In this instance, the RSRRP bills will be held until such time as “adequate funding exists to complete the adjudication and reimbursement process.” [emphasis added]

Hospital organizations are, understandably, up in arms over the cuts, asserting they are arbitrary, capricious, and will cause significant harm to many hospitals, including the most vulnerable safety-net institutions.  An American Hospital Association report indicates the sequester will reduce spending by some $10.7 billion in 2013 alone, noting: “Sequestration is a blunt and indiscriminate instrument. It is not the responsible way for our nation to achieve deficit reduction” An AHA spokesperson went further: “Hospitals will have to make tough choices about which services to maintain because of potential cuts since hospitals will maintain the highest quality for whatever services they provide…”

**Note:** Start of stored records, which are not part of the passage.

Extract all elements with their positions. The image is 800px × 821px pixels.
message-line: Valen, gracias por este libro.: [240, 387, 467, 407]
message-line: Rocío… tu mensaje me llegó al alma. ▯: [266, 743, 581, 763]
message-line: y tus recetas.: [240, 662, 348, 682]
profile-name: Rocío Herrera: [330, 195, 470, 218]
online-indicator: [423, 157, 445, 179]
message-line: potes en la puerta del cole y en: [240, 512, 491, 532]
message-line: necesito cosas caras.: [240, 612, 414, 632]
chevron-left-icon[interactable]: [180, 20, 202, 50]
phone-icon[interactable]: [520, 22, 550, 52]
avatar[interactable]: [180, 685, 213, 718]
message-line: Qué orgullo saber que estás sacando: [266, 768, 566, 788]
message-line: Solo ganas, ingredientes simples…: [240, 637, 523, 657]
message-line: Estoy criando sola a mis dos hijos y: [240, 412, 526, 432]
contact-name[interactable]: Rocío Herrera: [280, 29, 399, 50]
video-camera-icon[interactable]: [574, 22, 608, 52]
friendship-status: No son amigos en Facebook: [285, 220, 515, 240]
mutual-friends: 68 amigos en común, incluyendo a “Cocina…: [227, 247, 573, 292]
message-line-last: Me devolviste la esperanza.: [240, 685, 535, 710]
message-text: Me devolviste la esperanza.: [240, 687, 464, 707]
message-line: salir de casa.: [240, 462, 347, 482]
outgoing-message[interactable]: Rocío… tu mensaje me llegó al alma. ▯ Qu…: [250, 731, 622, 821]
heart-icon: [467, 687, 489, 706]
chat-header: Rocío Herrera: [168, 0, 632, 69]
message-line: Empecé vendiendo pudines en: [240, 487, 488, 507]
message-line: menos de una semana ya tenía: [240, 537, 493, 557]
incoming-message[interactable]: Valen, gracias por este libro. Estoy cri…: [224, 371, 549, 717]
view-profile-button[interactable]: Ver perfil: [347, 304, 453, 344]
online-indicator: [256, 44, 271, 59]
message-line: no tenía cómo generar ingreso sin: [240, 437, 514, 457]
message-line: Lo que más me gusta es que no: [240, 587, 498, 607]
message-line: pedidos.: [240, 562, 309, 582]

Responding to the criticism, HHS Sec Kathleen Sibelius noted that her hands were, in effect, tied as Congress “effectively prevented HHS from taking any action to ameliorate the effect of the sequester.  Quoting from the report, Sec. Sibelius said: “the “blunt and indiscriminate” effect of the sequester calls to mind an HL Mencken quote; “the people get the government they deserve, and they deserve it good and hard.”

When asked how long the RSRRP bills might be held in limbo, a spokesperson responded: “ask Congress, and encourage your readers to do the same.”
What does this mean for you?

Likely more cost-shifting from hospitals seeking to make up lost revenue.